The stars above me streak across the sky, and somewhere in a valley far away lightning strikes 1000 times.
The morning crackles with anticipation as we pack our gear and drive out over the mountains. Upon our arrival to the river valley, we learn of lightning the night before and a wildfire that it had kindled in an adjacent valley.
The forest burns. We cross the river.
We have one full day at base camp before our solos. We spend our time circling around the altar—spiraling closer to our intentions. We each find our solo sites, where we will go for three days to fast, reflect, and quest alone. The night before our departure to our sites we are called to the altar for the death lodge. A voice tells us “you have to die to be reborn.”
We resist, or accept. Either way, Death takes us one by one, and we read our goodbyes out loud and burn them.
We each blow out our own candle, extinguishing everything we know.
The fire dies.
The silence returns.
Cold sets in.
For three long days we sit at our separate sites in a circle of our prayers, in the ashes of ourselves, and we fast. We mourn, cry, celebrate, sleep, circle, learn, listen, witness, carve, kill, create, write, paint, build, break, shiver, shake, throw, scream, dance, chant, pray, and sing; we rediscover, re-imagine, and re-envision ourselves; and finally, we reignite our souls.
On the fourth morning, as the sun emerges to rekindle the day with its light, we each emerge like the phoenix, and we return.
That day is a warm day, a campfire day, with hot soup, hot showers, warm potatoes, and the warm company of each other. It is a slow day of crafting and absorbing, expressing and releasing. We take our blank masks and enliven them with the color of our new truth.
As we continue circling—spiraling now in our new directions—smoke begins filling the valley. We share our stories.
The fire is spreading.
On the last night we release our prayers onto the wind in a purple bonfire at the riverside.
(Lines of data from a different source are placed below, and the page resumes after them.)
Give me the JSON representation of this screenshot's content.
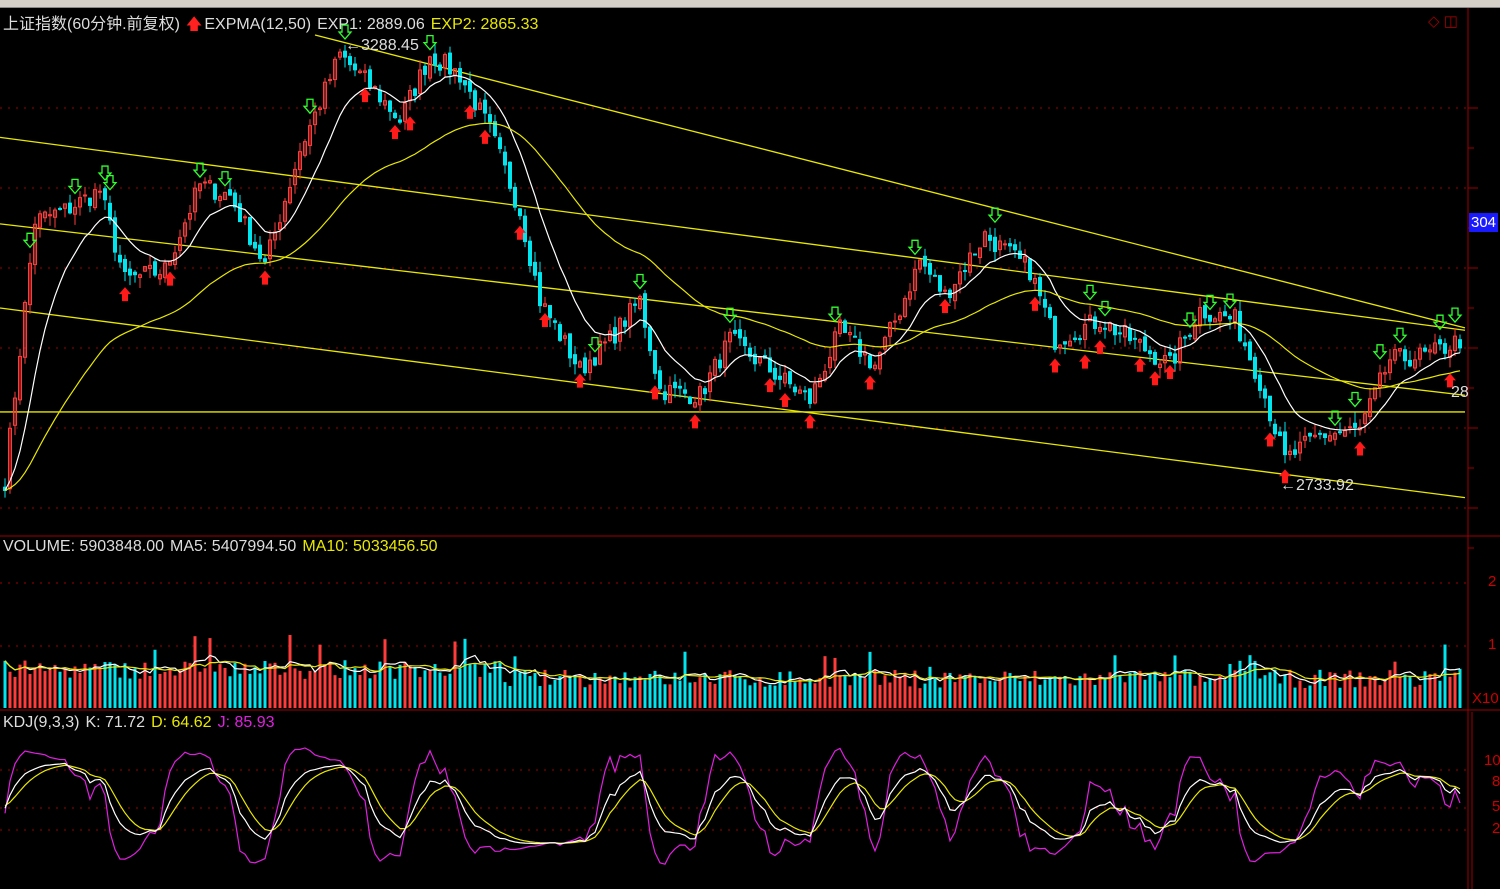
{
  "header": {
    "title": "上证指数(60分钟.前复权)",
    "indicator": "EXPMA(12,50)",
    "exp1": "EXP1: 2889.06",
    "exp2": "EXP2: 2865.33"
  },
  "volume_header": {
    "volume": "VOLUME: 5903848.00",
    "ma5": "MA5: 5407994.50",
    "ma10": "MA10: 5033456.50"
  },
  "kdj_header": {
    "name": "KDJ(9,3,3)",
    "k": "K: 71.72",
    "d": "D: 64.62",
    "j": "J: 85.93"
  },
  "annotations": {
    "high": "3288.45",
    "low": "2733.92",
    "right_price_label": "304",
    "right_edge_label": "28"
  },
  "axes": {
    "volume_ticks": [
      "2",
      "1"
    ],
    "volume_unit": "X10",
    "kdj_ticks": [
      "10",
      "8",
      "5",
      "2"
    ]
  },
  "colors": {
    "up": "#ff3c3c",
    "down": "#00e5ee",
    "exp1": "#ffffff",
    "exp2": "#e8e800",
    "trendline": "#e8e800",
    "grid": "#a00000",
    "kdj_k": "#ffffff",
    "kdj_d": "#e8e800",
    "kdj_j": "#e020e0"
  },
  "chart_data": {
    "type": "candlestick",
    "bars": 292,
    "ylim": [
      2700,
      3330
    ],
    "close_keypoints": [
      [
        0,
        2740
      ],
      [
        6,
        3067
      ],
      [
        12,
        3080
      ],
      [
        19,
        3105
      ],
      [
        24,
        2992
      ],
      [
        32,
        3005
      ],
      [
        39,
        3112
      ],
      [
        45,
        3099
      ],
      [
        52,
        3011
      ],
      [
        59,
        3156
      ],
      [
        67,
        3276
      ],
      [
        73,
        3238
      ],
      [
        79,
        3194
      ],
      [
        85,
        3276
      ],
      [
        91,
        3251
      ],
      [
        97,
        3181
      ],
      [
        103,
        3080
      ],
      [
        107,
        2967
      ],
      [
        115,
        2879
      ],
      [
        121,
        2917
      ],
      [
        127,
        2967
      ],
      [
        131,
        2854
      ],
      [
        139,
        2847
      ],
      [
        145,
        2917
      ],
      [
        153,
        2879
      ],
      [
        161,
        2841
      ],
      [
        167,
        2929
      ],
      [
        174,
        2885
      ],
      [
        179,
        2955
      ],
      [
        183,
        3017
      ],
      [
        188,
        2973
      ],
      [
        196,
        3049
      ],
      [
        205,
        3005
      ],
      [
        210,
        2917
      ],
      [
        219,
        2942
      ],
      [
        227,
        2910
      ],
      [
        233,
        2885
      ],
      [
        239,
        2955
      ],
      [
        246,
        2942
      ],
      [
        251,
        2866
      ],
      [
        256,
        2765
      ],
      [
        263,
        2797
      ],
      [
        271,
        2803
      ],
      [
        277,
        2892
      ],
      [
        285,
        2898
      ],
      [
        291,
        2917
      ]
    ],
    "trendlines": [
      {
        "from": [
          62,
          3301
        ],
        "to": [
          292,
          2932
        ]
      },
      {
        "from": [
          -1,
          3172
        ],
        "to": [
          292,
          2929
        ]
      },
      {
        "from": [
          -1,
          3063
        ],
        "to": [
          292,
          2847
        ]
      },
      {
        "from": [
          -1,
          2957
        ],
        "to": [
          292,
          2718
        ]
      },
      {
        "from": [
          -1,
          2826
        ],
        "to": [
          292,
          2826
        ]
      }
    ],
    "buy_signals": [
      24,
      33,
      52,
      72,
      78,
      81,
      93,
      96,
      103,
      108,
      115,
      130,
      138,
      153,
      156,
      161,
      173,
      188,
      206,
      210,
      216,
      219,
      227,
      230,
      233,
      253,
      256,
      271,
      289
    ],
    "sell_signals": [
      5,
      14,
      20,
      21,
      39,
      44,
      61,
      68,
      85,
      118,
      127,
      145,
      166,
      182,
      198,
      217,
      220,
      237,
      241,
      245,
      266,
      270,
      275,
      279,
      287,
      290
    ],
    "series": [
      {
        "name": "EXP1",
        "period": 12,
        "last": 2889.06
      },
      {
        "name": "EXP2",
        "period": 50,
        "last": 2865.33
      }
    ],
    "volume": {
      "unit": 10000000,
      "last": 5903848.0,
      "ma5_last": 5407994.5,
      "ma10_last": 5033456.5
    },
    "kdj": {
      "k": 71.72,
      "d": 64.62,
      "j": 85.93
    }
  }
}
They drift up to mingle with the smoke from the wildfire. (Three days later, driving down I-90 in Seattle, my companion notes the smoky air and says that the wind has carried the smoke all the way out here from Wenatchee. “And the prayers,” I add.)
The fires blaze wild in the night.
In the morning, the valley’s all a haze and there is new urgency hanging in the air. As we prepare to close the space, uniformed men come and tell us we have to evacuate by evening. The fire, started the night before we came, has finally reached us, the day we plan to leave.
Holding our own stories and each others, we say goodbye to this place, especially the trees who have been our guardians during those days. We leave them behind with a blessing, and new questions flicker to life in our minds: What will become of this place? What does the forest think of wildfire? Is it a feared enemy? A necessary evil? A welcome friend? Or simply a sign of change? Do trees mourn their own deaths? Do they resist it?
Before crossing the river, I stand facing a tree, my arm extended so my palm caresses the bark. I feel the tree’s energy flowing through me. I sense a hint of fear but mostly knowing, mostly understanding: the fire comes not to destroy, but to renew. “You have to die to be reborn.”
We cross the river.
On the other side, winding up the dirt road, we see the leaves have newly turned, burned with the cold. They are bursting flames of red, standing out suddenly against the evergreen—initiated into their new stage. The new season begins. The fire blazes around us. Our hearts burn with new commitments to ourselves, to our people, and to our Earth. The fire blazes within us.
As we drive out of the valley, the sun is hazed over in a thick smoke, but our vision is clear.